Vicuna had reached into his jacket and pulled out a gun.
‘Rodriguez,’ he said. ‘Step away from the tree.’
I had no idea what was happening, but I saw now that Rodriguez’s own hand was buried in his pocket, as if he had been on the point of reaching for something. Vicuna waggled the end of his gun emphatically.
‘I said step away.’
‘Doctor,’ I said, ‘would you mind explaining why you are threatening one of my men?’
‘Gladly, Mirabel. After I’ve dealt with him.’
Rodriguez looked at me, eyes wide in what looked like confusion. ‘Tanner, I don’t know what he’s on about. I was just going for my rations pack…’
I looked at Rodriguez, then at the ghoul.
‘Well, doctor?’
‘He has no rations pack in that pocket. He was reaching for a weapon.’
It made no sense. Rodriguez was already armed — he had a hunting rifle slung over one shoulder, just like Cahuella.

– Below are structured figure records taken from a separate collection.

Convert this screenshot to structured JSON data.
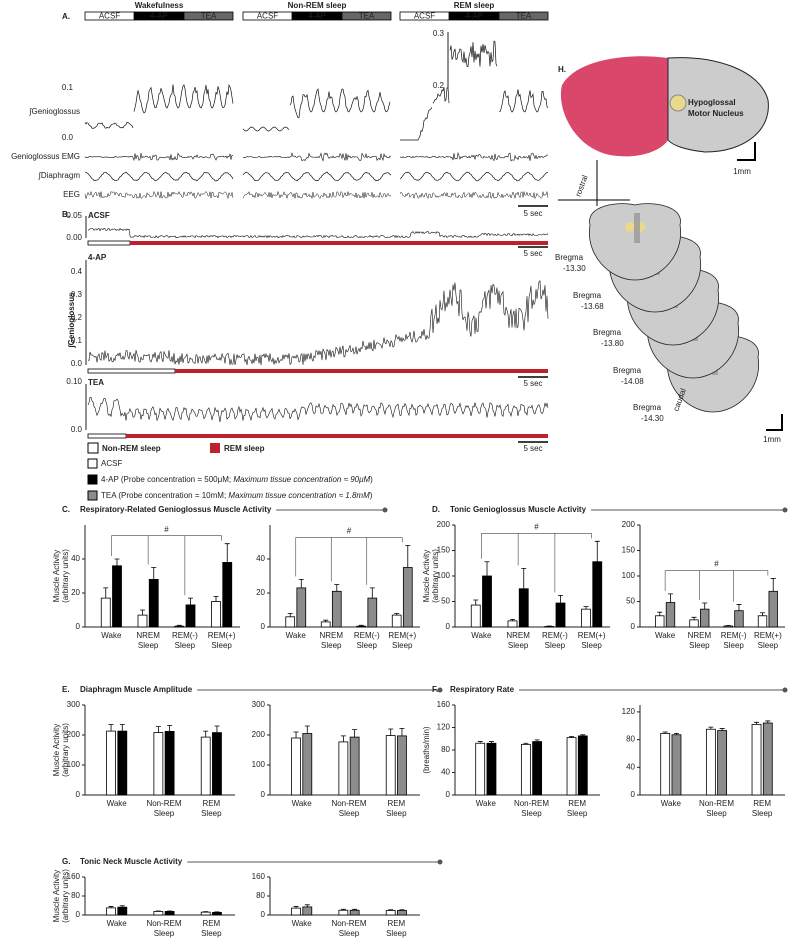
{
  "panel_a": {
    "label": "A.",
    "states": [
      {
        "name": "Wakefulness",
        "phases": [
          "ACSF",
          "4-AP",
          "TEA"
        ]
      },
      {
        "name": "Non-REM sleep",
        "phases": [
          "ACSF",
          "4-AP",
          "TEA"
        ]
      },
      {
        "name": "REM sleep",
        "phases": [
          "ACSF",
          "4-AP",
          "TEA"
        ]
      }
    ],
    "yticks": [
      "0.1",
      "0.0"
    ],
    "inset_yticks": [
      "0.3",
      "0.2"
    ],
    "traces": [
      "∫Genioglossus",
      "Genioglossus EMG",
      "∫Diaphragm",
      "EEG"
    ],
    "scale": "5 sec"
  },
  "panel_b": {
    "label": "B.",
    "ylabel": "∫Genioglossus",
    "rows": [
      {
        "name": "ACSF",
        "yticks": [
          "0.05",
          "0.00"
        ],
        "scale": "5 sec"
      },
      {
        "name": "4-AP",
        "yticks": [
          "0.4",
          "0.3",
          "0.2",
          "0.1",
          "0.0"
        ],
        "scale": "5 sec"
      },
      {
        "name": "TEA",
        "yticks": [
          "0.10",
          "0.0"
        ],
        "scale": "5 sec"
      }
    ],
    "legend": [
      "Non-REM sleep",
      "REM sleep"
    ]
  },
  "legend": {
    "items": [
      {
        "color": "#ffffff",
        "parts": [
          {
            "text": "ACSF",
            "italic": false
          }
        ]
      },
      {
        "color": "#000000",
        "parts": [
          {
            "text": "4-AP (Probe concentration = 500μM; ",
            "italic": false
          },
          {
            "text": "Maximum tissue concentration ≈ 90μM",
            "italic": true
          },
          {
            "text": ")",
            "italic": false
          }
        ]
      },
      {
        "color": "#8c8c8c",
        "parts": [
          {
            "text": "TEA (Probe concentration = 10mM; ",
            "italic": false
          },
          {
            "text": "Maximum tissue concentration ≈ 1.8mM",
            "italic": true
          },
          {
            "text": ")",
            "italic": false
          }
        ]
      }
    ]
  },
  "panel_h": {
    "label": "H.",
    "nucleus": [
      "Hypoglossal",
      "Motor Nucleus"
    ],
    "scale_top": "1mm",
    "rostral": "rostral",
    "caudal": "caudal",
    "bregma": [
      [
        "Bregma",
        "-13.30"
      ],
      [
        "Bregma",
        "-13.68"
      ],
      [
        "Bregma",
        "-13.80"
      ],
      [
        "Bregma",
        "-14.08"
      ],
      [
        "Bregma",
        "-14.30"
      ]
    ],
    "scale_bottom": "1mm"
  },
  "chart_data": [
    {
      "type": "bar",
      "panel_label": "C.",
      "title": "Respiratory-Related Genioglossus Muscle Activity",
      "ylabel": [
        "Muscle Activity",
        "(arbitrary units)"
      ],
      "annotation": "#",
      "categories": [
        [
          "Wake"
        ],
        [
          "NREM",
          "Sleep"
        ],
        [
          "REM(-)",
          "Sleep"
        ],
        [
          "REM(+)",
          "Sleep"
        ]
      ],
      "series": [
        {
          "color": "#ffffff",
          "values": [
            17,
            7,
            0.5,
            15
          ],
          "errors": [
            6,
            3,
            0.5,
            3
          ]
        },
        {
          "color": "#000000",
          "values": [
            36,
            28,
            13,
            38
          ],
          "errors": [
            4,
            7,
            4,
            11
          ]
        }
      ],
      "ylim": [
        0,
        60
      ],
      "yticks": [
        0,
        20,
        40
      ]
    },
    {
      "type": "bar",
      "annotation": "#",
      "categories": [
        [
          "Wake"
        ],
        [
          "NREM",
          "Sleep"
        ],
        [
          "REM(-)",
          "Sleep"
        ],
        [
          "REM(+)",
          "Sleep"
        ]
      ],
      "series": [
        {
          "color": "#ffffff",
          "values": [
            6,
            3,
            0.5,
            7
          ],
          "errors": [
            2,
            1,
            0.5,
            1
          ]
        },
        {
          "color": "#8c8c8c",
          "values": [
            23,
            21,
            17,
            35
          ],
          "errors": [
            5,
            4,
            6,
            13
          ]
        }
      ],
      "ylim": [
        0,
        60
      ],
      "yticks": [
        0,
        20,
        40
      ]
    },
    {
      "type": "bar",
      "panel_label": "D.",
      "title": "Tonic Genioglossus Muscle Activity",
      "ylabel": [
        "Muscle Activity",
        "(arbitrary units)"
      ],
      "annotation": "#",
      "categories": [
        [
          "Wake"
        ],
        [
          "NREM",
          "Sleep"
        ],
        [
          "REM(-)",
          "Sleep"
        ],
        [
          "REM(+)",
          "Sleep"
        ]
      ],
      "series": [
        {
          "color": "#ffffff",
          "values": [
            43,
            12,
            1,
            35
          ],
          "errors": [
            10,
            3,
            1,
            5
          ]
        },
        {
          "color": "#000000",
          "values": [
            100,
            75,
            47,
            128
          ],
          "errors": [
            28,
            40,
            15,
            40
          ]
        }
      ],
      "ylim": [
        0,
        200
      ],
      "yticks": [
        0,
        50,
        100,
        150,
        200
      ]
    },
    {
      "type": "bar",
      "annotation": "#",
      "categories": [
        [
          "Wake"
        ],
        [
          "NREM",
          "Sleep"
        ],
        [
          "REM(-)",
          "Sleep"
        ],
        [
          "REM(+)",
          "Sleep"
        ]
      ],
      "series": [
        {
          "color": "#ffffff",
          "values": [
            22,
            14,
            2,
            22
          ],
          "errors": [
            7,
            5,
            1,
            6
          ]
        },
        {
          "color": "#8c8c8c",
          "values": [
            48,
            35,
            32,
            70
          ],
          "errors": [
            17,
            12,
            12,
            25
          ]
        }
      ],
      "ylim": [
        0,
        200
      ],
      "yticks": [
        0,
        50,
        100,
        150,
        200
      ]
    },
    {
      "type": "bar",
      "panel_label": "E.",
      "title": "Diaphragm Muscle Amplitude",
      "ylabel": [
        "Muscle Activity",
        "(arbitrary units)"
      ],
      "categories": [
        [
          "Wake"
        ],
        [
          "Non-REM",
          "Sleep"
        ],
        [
          "REM",
          "Sleep"
        ]
      ],
      "series": [
        {
          "color": "#ffffff",
          "values": [
            213,
            208,
            193
          ],
          "errors": [
            22,
            20,
            20
          ]
        },
        {
          "color": "#000000",
          "values": [
            213,
            212,
            208
          ],
          "errors": [
            22,
            20,
            22
          ]
        }
      ],
      "ylim": [
        0,
        300
      ],
      "yticks": [
        0,
        100,
        200,
        300
      ]
    },
    {
      "type": "bar",
      "categories": [
        [
          "Wake"
        ],
        [
          "Non-REM",
          "Sleep"
        ],
        [
          "REM",
          "Sleep"
        ]
      ],
      "series": [
        {
          "color": "#ffffff",
          "values": [
            190,
            177,
            198
          ],
          "errors": [
            20,
            20,
            22
          ]
        },
        {
          "color": "#8c8c8c",
          "values": [
            205,
            193,
            197
          ],
          "errors": [
            25,
            25,
            25
          ]
        }
      ],
      "ylim": [
        0,
        300
      ],
      "yticks": [
        0,
        100,
        200,
        300
      ]
    },
    {
      "type": "bar",
      "panel_label": "F.",
      "title": "Respiratory Rate",
      "ylabel": [
        "(breaths/min)"
      ],
      "categories": [
        [
          "Wake"
        ],
        [
          "Non-REM",
          "Sleep"
        ],
        [
          "REM",
          "Sleep"
        ]
      ],
      "series": [
        {
          "color": "#ffffff",
          "values": [
            92,
            90,
            102
          ],
          "errors": [
            3,
            2,
            2
          ]
        },
        {
          "color": "#000000",
          "values": [
            92,
            95,
            105
          ],
          "errors": [
            3,
            3,
            2
          ]
        }
      ],
      "ylim": [
        0,
        160
      ],
      "yticks": [
        0,
        40,
        80,
        120,
        160
      ]
    },
    {
      "type": "bar",
      "categories": [
        [
          "Wake"
        ],
        [
          "Non-REM",
          "Sleep"
        ],
        [
          "REM",
          "Sleep"
        ]
      ],
      "series": [
        {
          "color": "#ffffff",
          "values": [
            89,
            95,
            102
          ],
          "errors": [
            2,
            3,
            3
          ]
        },
        {
          "color": "#8c8c8c",
          "values": [
            87,
            93,
            104
          ],
          "errors": [
            2,
            3,
            3
          ]
        }
      ],
      "ylim": [
        0,
        130
      ],
      "yticks": [
        0,
        40,
        80,
        120
      ]
    },
    {
      "type": "bar",
      "panel_label": "G.",
      "title": "Tonic Neck Muscle Activity",
      "ylabel": [
        "Muscle Activity",
        "(arbitrary units)"
      ],
      "categories": [
        [
          "Wake"
        ],
        [
          "Non-REM",
          "Sleep"
        ],
        [
          "REM",
          "Sleep"
        ]
      ],
      "series": [
        {
          "color": "#ffffff",
          "values": [
            30,
            15,
            12
          ],
          "errors": [
            6,
            2,
            2
          ]
        },
        {
          "color": "#000000",
          "values": [
            33,
            15,
            11
          ],
          "errors": [
            6,
            2,
            2
          ]
        }
      ],
      "ylim": [
        0,
        160
      ],
      "yticks": [
        0,
        80,
        160
      ]
    },
    {
      "type": "bar",
      "categories": [
        [
          "Wake"
        ],
        [
          "Non-REM",
          "Sleep"
        ],
        [
          "REM",
          "Sleep"
        ]
      ],
      "series": [
        {
          "color": "#ffffff",
          "values": [
            29,
            20,
            19
          ],
          "errors": [
            7,
            4,
            3
          ]
        },
        {
          "color": "#8c8c8c",
          "values": [
            34,
            20,
            19
          ],
          "errors": [
            9,
            4,
            3
          ]
        }
      ],
      "ylim": [
        0,
        160
      ],
      "yticks": [
        0,
        80,
        160
      ]
    }
  ]
}
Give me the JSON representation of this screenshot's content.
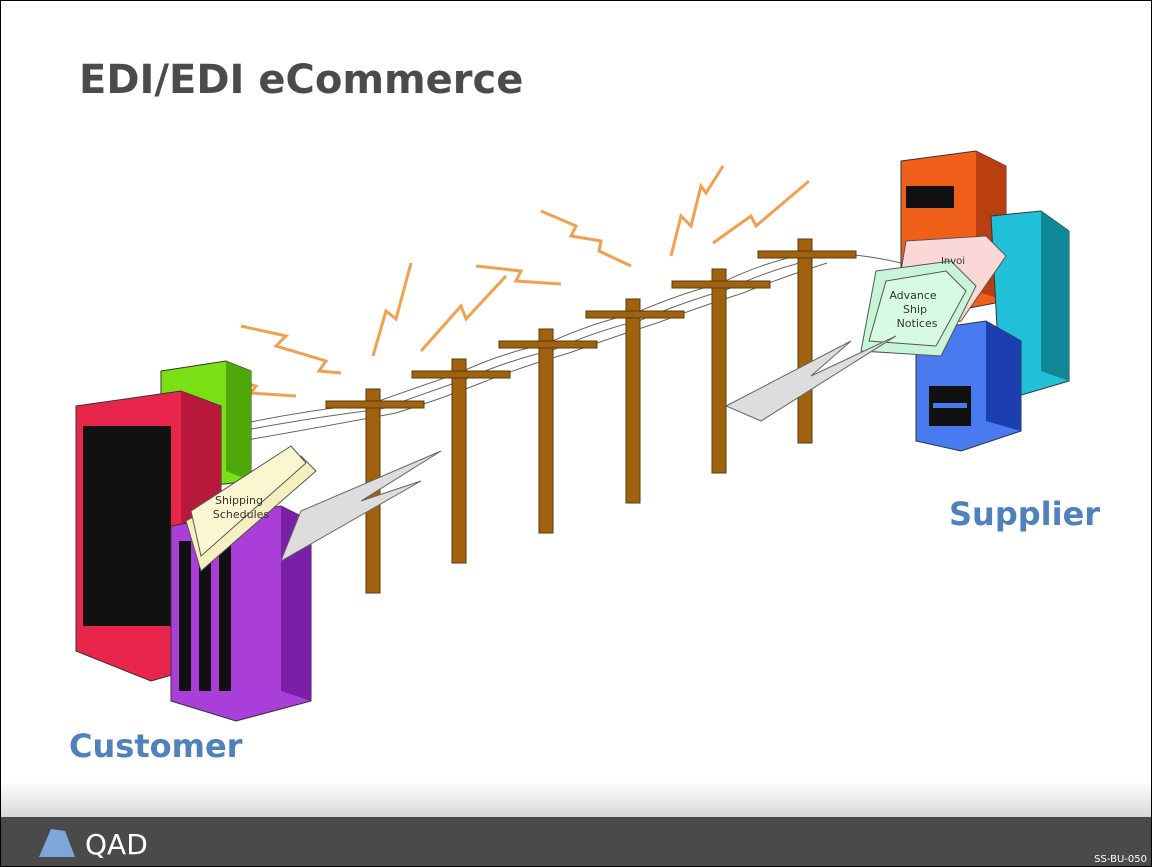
{
  "header": {
    "title": "EDI/EDI eCommerce"
  },
  "nodes": [
    {
      "label": "Customer",
      "document": [
        "Shipping",
        "Schedules"
      ]
    },
    {
      "label": "Supplier",
      "document": [
        "Advance",
        "Ship",
        "Notices"
      ],
      "back_document": "Invoi"
    }
  ],
  "footer": {
    "logo": "QAD",
    "code": "SS-BU-050"
  }
}
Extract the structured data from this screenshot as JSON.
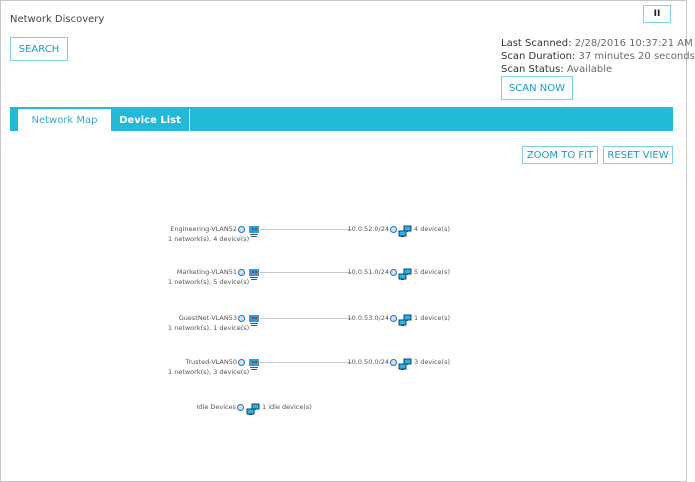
{
  "title": "Network Discovery",
  "buttons": {
    "search": "SEARCH",
    "scan_now": "SCAN NOW",
    "zoom_to_fit": "ZOOM TO FIT",
    "reset_view": "RESET VIEW",
    "pause": "II"
  },
  "scan": {
    "last_scanned_label": "Last Scanned:",
    "last_scanned": "2/28/2016 10:37:21 AM",
    "duration_label": "Scan Duration:",
    "duration": "37 minutes 20 seconds",
    "status_label": "Scan Status:",
    "status": "Available"
  },
  "tabs": [
    {
      "label": "Network Map",
      "active": true
    },
    {
      "label": "Device List",
      "active": false
    }
  ],
  "networks": [
    {
      "name": "Engineering-VLAN52",
      "summary": "1 network(s), 4 device(s)",
      "subnet": "10.0.52.0/24",
      "devices": "4 device(s)"
    },
    {
      "name": "Marketing-VLAN51",
      "summary": "1 network(s), 5 device(s)",
      "subnet": "10.0.51.0/24",
      "devices": "5 device(s)"
    },
    {
      "name": "GuestNet-VLAN53",
      "summary": "1 network(s), 1 device(s)",
      "subnet": "10.0.53.0/24",
      "devices": "1 device(s)"
    },
    {
      "name": "Trusted-VLAN50",
      "summary": "1 network(s), 3 device(s)",
      "subnet": "10.0.50.0/24",
      "devices": "3 device(s)"
    }
  ],
  "idle": {
    "name": "Idle Devices",
    "devices": "1 idle device(s)"
  },
  "colors": {
    "accent": "#22b8d8",
    "button_text": "#1a9cc0"
  }
}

The two of them faced each other, frozen.
I needed to make a decision. I nodded at Cahuella. ‘Let me handle this. Get yourself and Gitta away from here; away from any possible line of fire. I’ll meet you back at the camp.’
‘Yes!’ Vicuna hissed. ‘Get away from here, before Rodriguez kills you.’
Cahuella took his wife and stepped hesitantly away from the tableau. ‘Are you serious, doctor?’
‘He seems adequately serious to me,’ Dieterling murmured. He was already edging away himself.
‘Well?’ I said, towards the ghoul.
Vicuna’s hand was trembling. He was no gunman — but no kind of marksmanship would have been necessary to take out Rodriguez at the distance that spaced them. He spoke slowly and with forced calm. ‘Rodriguez is an impostor, Tanner. I received a message from the Reptile House while you were here.’